In assigning a MBC it is the Scoutmaster who designates who CAN assign - that is Clear in the GTA. But as Ed states a Scout can start on a MB whenever they want, it just doesn’t mean the work has to be accepted by the MBC. But even if a SM does not like the MBC there is nothing they can do, as the GTA also says a Scout can work with any MBC they wish.

The Committee Chair is not the Unit Leader.

The Unit Leader in a Scouts BSA troop is the Scoutmaster.


And the Unit Leader cannot refuse to sign a Blue Card because the Scout has “too many” incomplete MBs. There is no limit in the Guide to Advancement for the number of incomplete Blue Cards a Scout may have.


Can you please list the section of the Guide to advancement that states the unit leader is the Scoutmaster?

@JohnGeiser one clear differentiation is on current version pg. 65 - top green box right side - “If either of the approvals from the unit leader or the committee chair is withheld, a board of review must still be granted if requested by the Scout.”


Or clearly “Unit Leader (Scoutmaster) Conference”


A better link to the Guide to Advancement:

The section that addresses the entire Merit Badge program:

Contrary to the opinions of some:

Unit Leader is a Scoutmaster of a Scouts BSA troop, Venturing Crew Advisor, or Skipper of a Sea Scout Ship.

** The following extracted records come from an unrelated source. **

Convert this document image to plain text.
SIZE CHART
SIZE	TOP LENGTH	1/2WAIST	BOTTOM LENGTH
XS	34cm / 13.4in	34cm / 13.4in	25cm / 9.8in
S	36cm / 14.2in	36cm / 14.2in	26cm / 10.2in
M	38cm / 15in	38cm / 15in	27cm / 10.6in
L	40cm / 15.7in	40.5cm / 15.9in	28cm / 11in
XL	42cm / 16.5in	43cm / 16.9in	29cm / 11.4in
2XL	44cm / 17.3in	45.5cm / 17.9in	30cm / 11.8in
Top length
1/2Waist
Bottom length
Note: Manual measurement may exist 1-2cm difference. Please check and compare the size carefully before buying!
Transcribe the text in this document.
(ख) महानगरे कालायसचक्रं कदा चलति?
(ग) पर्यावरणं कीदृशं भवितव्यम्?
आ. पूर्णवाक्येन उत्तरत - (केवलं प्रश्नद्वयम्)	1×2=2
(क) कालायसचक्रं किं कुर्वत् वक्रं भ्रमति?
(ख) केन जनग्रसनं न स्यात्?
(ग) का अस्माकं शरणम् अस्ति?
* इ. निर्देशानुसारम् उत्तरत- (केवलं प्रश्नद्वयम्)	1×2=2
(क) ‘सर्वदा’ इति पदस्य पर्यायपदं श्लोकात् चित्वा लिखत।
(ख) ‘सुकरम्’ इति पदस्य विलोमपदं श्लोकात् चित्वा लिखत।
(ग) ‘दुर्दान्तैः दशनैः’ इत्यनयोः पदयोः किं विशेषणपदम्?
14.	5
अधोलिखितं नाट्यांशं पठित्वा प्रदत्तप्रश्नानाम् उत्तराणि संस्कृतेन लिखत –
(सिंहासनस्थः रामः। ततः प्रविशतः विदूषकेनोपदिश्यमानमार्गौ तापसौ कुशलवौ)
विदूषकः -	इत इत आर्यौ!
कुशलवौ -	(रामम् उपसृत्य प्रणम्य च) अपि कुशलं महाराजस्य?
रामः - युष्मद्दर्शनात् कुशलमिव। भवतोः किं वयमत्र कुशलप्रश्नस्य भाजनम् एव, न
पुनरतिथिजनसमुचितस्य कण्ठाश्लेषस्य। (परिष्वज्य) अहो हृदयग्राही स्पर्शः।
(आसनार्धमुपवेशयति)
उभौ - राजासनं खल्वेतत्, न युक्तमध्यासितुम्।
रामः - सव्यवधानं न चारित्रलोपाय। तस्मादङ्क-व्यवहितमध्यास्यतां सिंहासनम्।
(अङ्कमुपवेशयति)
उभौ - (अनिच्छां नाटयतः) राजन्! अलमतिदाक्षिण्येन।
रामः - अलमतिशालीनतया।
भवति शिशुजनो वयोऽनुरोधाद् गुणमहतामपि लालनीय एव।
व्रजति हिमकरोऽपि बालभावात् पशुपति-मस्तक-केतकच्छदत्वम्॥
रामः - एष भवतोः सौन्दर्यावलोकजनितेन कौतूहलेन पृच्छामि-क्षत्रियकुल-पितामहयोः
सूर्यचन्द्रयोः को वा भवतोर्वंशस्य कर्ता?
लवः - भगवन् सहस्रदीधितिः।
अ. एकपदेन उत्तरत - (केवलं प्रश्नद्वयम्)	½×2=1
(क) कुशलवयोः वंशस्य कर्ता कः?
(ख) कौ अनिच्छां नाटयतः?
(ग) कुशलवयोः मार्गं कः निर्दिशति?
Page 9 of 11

Any Scouts BSA member, qualifed Venturer, or Sea Scout may start any merit badge at any time. In order to limit the number of badges a youth can be counseled by one specific counselor the unit must have in place a set policy.

The Unit Leader must give the youth the contact information for at least one counselor for the badge the youth seeks. The youth must be allowed to work with the counselor of their choice (subject to the previous paragraph)

A youth does not have to have a signed “Blue Card” from their Unit Leader before working on the badge. A counselor cannot require the youth to have one.

The youth has until their 18th birthday to finish work on a badge. Technically they can be working on every single badge at any given time.

Page 2 of the Guide to Advancement states:

What Does “Unit Leader” Mean?
Throughout this publication the term “unit leader” refers only to a Cubmaster, Scoutmaster, Venturing crew Advisor, Sea Scout Skipper, or Lone Scout friend and counselor. “Unit leadership” and “leader” are used as generic references to any registered adult leader in a unit and as such would include the unit leader.


Just about to post this.


Just because somebody says it doesn’t make it true until you see it in writing. There has been far to much of that “passed” down through the years which has muddied a lot of waters.

So we went through all that to get to the same place. There is nothing that can be done. Focus on other areas you can affect change in.


I could not have said it better. Also, “Unit Leader” is one of a unit’s Key 3. That information is covered in Den Leader training, Pack Committee Member training, Scoutmaster, and Troop Committee Member training on my.scouting.

I’ll add that every Scout deserves a trained leader.